- Emmy voters got some nominations right, including their best drama nods
- Many feel "Parks & Recreation," particularly Nick Offerman, should have been nominated
- EW is surprised shows "New Girl," "Louie" and "Community" weren't nominated
What?! No best comedy series Emmy nomination for "Parks and Recreation?" "Community?" Nothing for "Mad Men's" John Slattery?
Okay, before we climb onto the highest of our high horses and give those dolts at the TV Academy our righteous online fury, let's first note what Emmy voters got right this year:
-- The best dramas: "Boardwalk Empire," "Breaking Bad," "Downton Abbey," "Game of Thrones," "Homeland," "Mad Men." You can say a couple of other shows also deserve to be on this list, but you can't really argue against these noms. Glad to see Emmy voters recognizing fantasy drama "Thrones" once again, and good for "Downton Abbey" for cracking the top series category. (It was in miniseries last year).
-- "Breaking Bad" was rightfully nominated all over the place, including a supporting actor nod for Giancarlo Esposito (up against Aaron Paul, which feels wrong since Paul is more of a co-lead with Bryan Cranston than a supporting actor. But this is the show's submission strategy).
-- Some of the first-year role acting nods, like "American Horror Story's" Connie Britton, "Girls'" Lena Dunham, and "New Girl" star Zooey Deschanel. Plus, way to go Bill Hader, getting an acting nod for "SNL."
-- BBC's "Sherlock." The best crime drama on TV landed a miniseries nod, plus acting noms for Benedict Cumberbatch and Martin Freeman. "Sherlock" is up against "American Horror Story" in the mini category as part of FX's strategy to put the closed-ended first season of its series into this category instead of the much-tougher drama series category. As much as I thought AHS was a well-crafted and ballsy show, I'm rooting for the modestly budgeted three-episode "Sherlock" to trounce it -- especially because of FX's "let's put our big splashy new series in the easy category" submission strategy.

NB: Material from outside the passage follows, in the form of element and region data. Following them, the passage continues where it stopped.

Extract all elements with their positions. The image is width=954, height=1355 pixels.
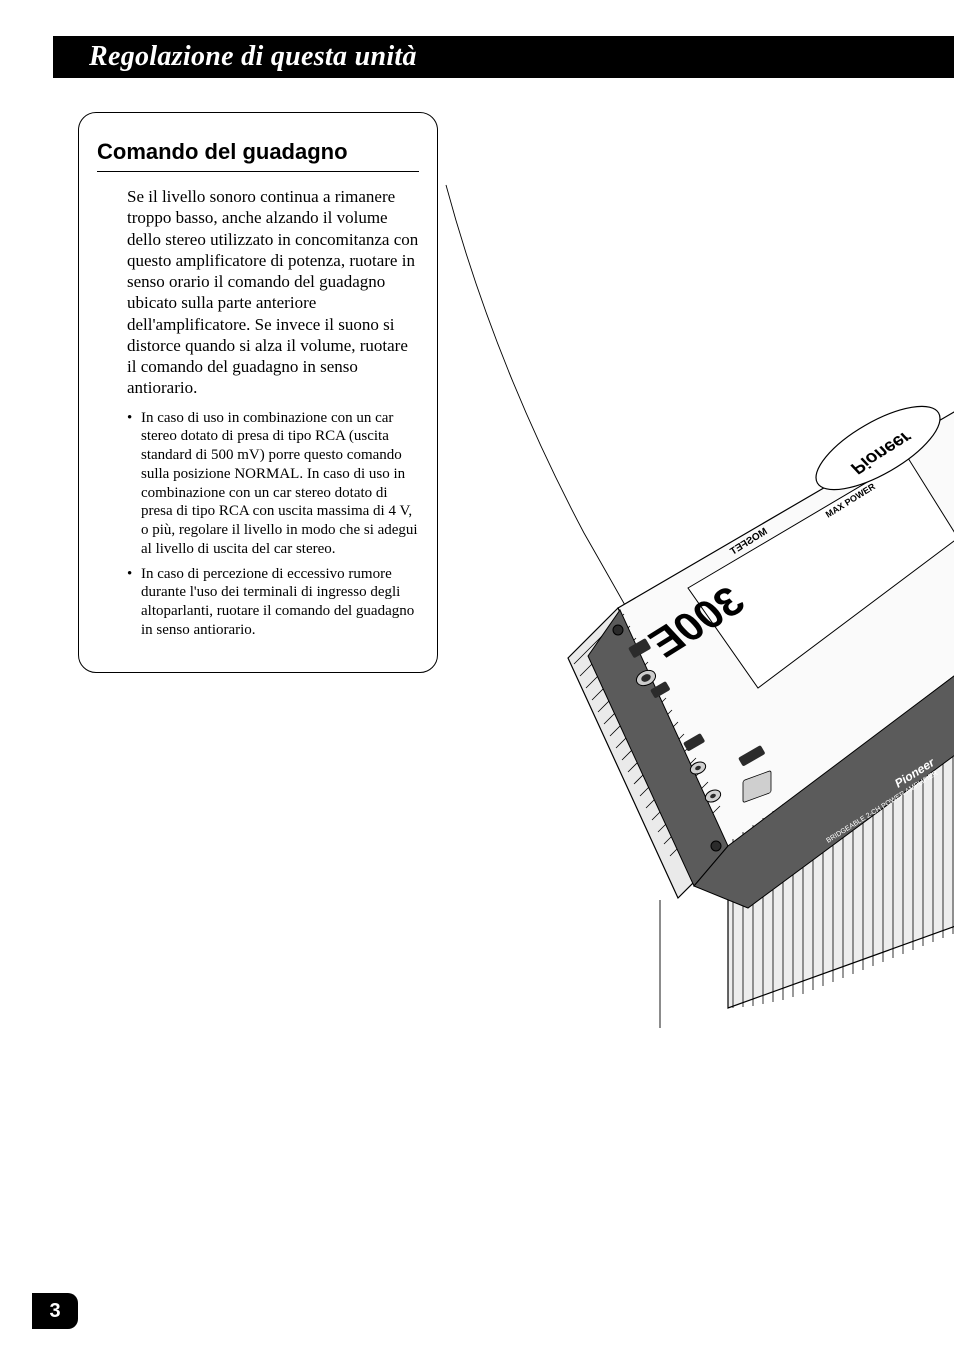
bullet-list: In caso di uso in combinazione con un ca… [127,409,419,640]
page-title: Regolazione di questa unità [89,41,417,73]
header-bar: Regolazione di questa unità [53,36,954,78]
list-item: In caso di percezione di eccessivo rumor… [127,565,419,640]
section-body: Se il livello sonoro continua a rimanere… [127,186,419,399]
amplifier-illustration: Pioneer MOSFET MAX POWER 300E BRIDGEABLE… [558,378,954,1028]
section-heading: Comando del guadagno [97,139,419,172]
page-number-value: 3 [49,1300,60,1323]
list-item: In caso di uso in combinazione con un ca… [127,409,419,559]
page-number: 3 [32,1293,78,1329]
content-card: Comando del guadagno Se il livello sonor… [78,112,438,673]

Go big or go home, FX; pick on shows your own size!
-- Non-competition reality show: Some geeky and well-deserved cult-favorites in here like "MythBusters," "Shark Tank," and the short-lived "Jamie Oliver's Food Revolution."
And now, what you came here for. Here's who was robbed:
-- The comedy series category. Comedy tends to be more subjective than drama, so maybe it's no surprise there's a rift between TV Academy voters and online fandom/critics in this category. Many feel "Parks & Recreation" had its best season, and that Nick Offerman in particular should have been nominated. Instead the Academy nominated another quirky politics-tinged comedy, "Veep," which most thought was merely mildly funny. Also, I thought "Community" might get a nomination for comedy series after Dan Harmon's ouster, if only because people in the industry like to annoy NBC.
-- Guess some actors on "New Girl" are worth nominating, but not the show itself? And same goes for Louis C.K., whose FX show "Louie" topped many critic lists. Why do I get the feeling that if "Louie" was on HBO like "Curb Your Enthusiasm" and "Veep," it definitely would have been nominated? And look at the comedy writing category: Four of the five nominees are for "Parks," "Community" and "Louie" -- so were the jokes written funny, but the shows didn't tell them right?
-- Speaking of "Louie:" The missing FX dramas. No "Sons of Anarchy" or "Justified?" Hmm, maybe FX should make them "mini-series" next year?
-- How did "Survivor's" Jeff Probst go from winning best reality show host the past couple years, to not even scoring a nomination? Was he all, "The tribe has... has... damn, what's my line?"
-- The supporting actor category is a pretty tough nut to crack this year. Still, would have been good to wedge in Mandy Patinkin from "Homeland," John Slattery from "Mad Men," or John Noble from "Fringe." Maybe for its upcoming final season, "Fringe" will get some love next year?
-- Not sure I'd call this a snub per se, but it's interesting Fox's "The Simpsons," "American Dad" and even "Bob's Burgers" were all nominated from the network's Sunday block, but the most popular animated comedy on TV -- Fox's "Family Guy" -- was not. Just not a great year for the show, or did "Family Guy's" controversy addressing its Emmy mailers to "Brentwood Jews" have an impact?
-- "Revenge," arguably snubbed. Madeleine Stowe in particular. And to nominate Kathy Bates (twice!) and not Lena Headey for "Thrones," really?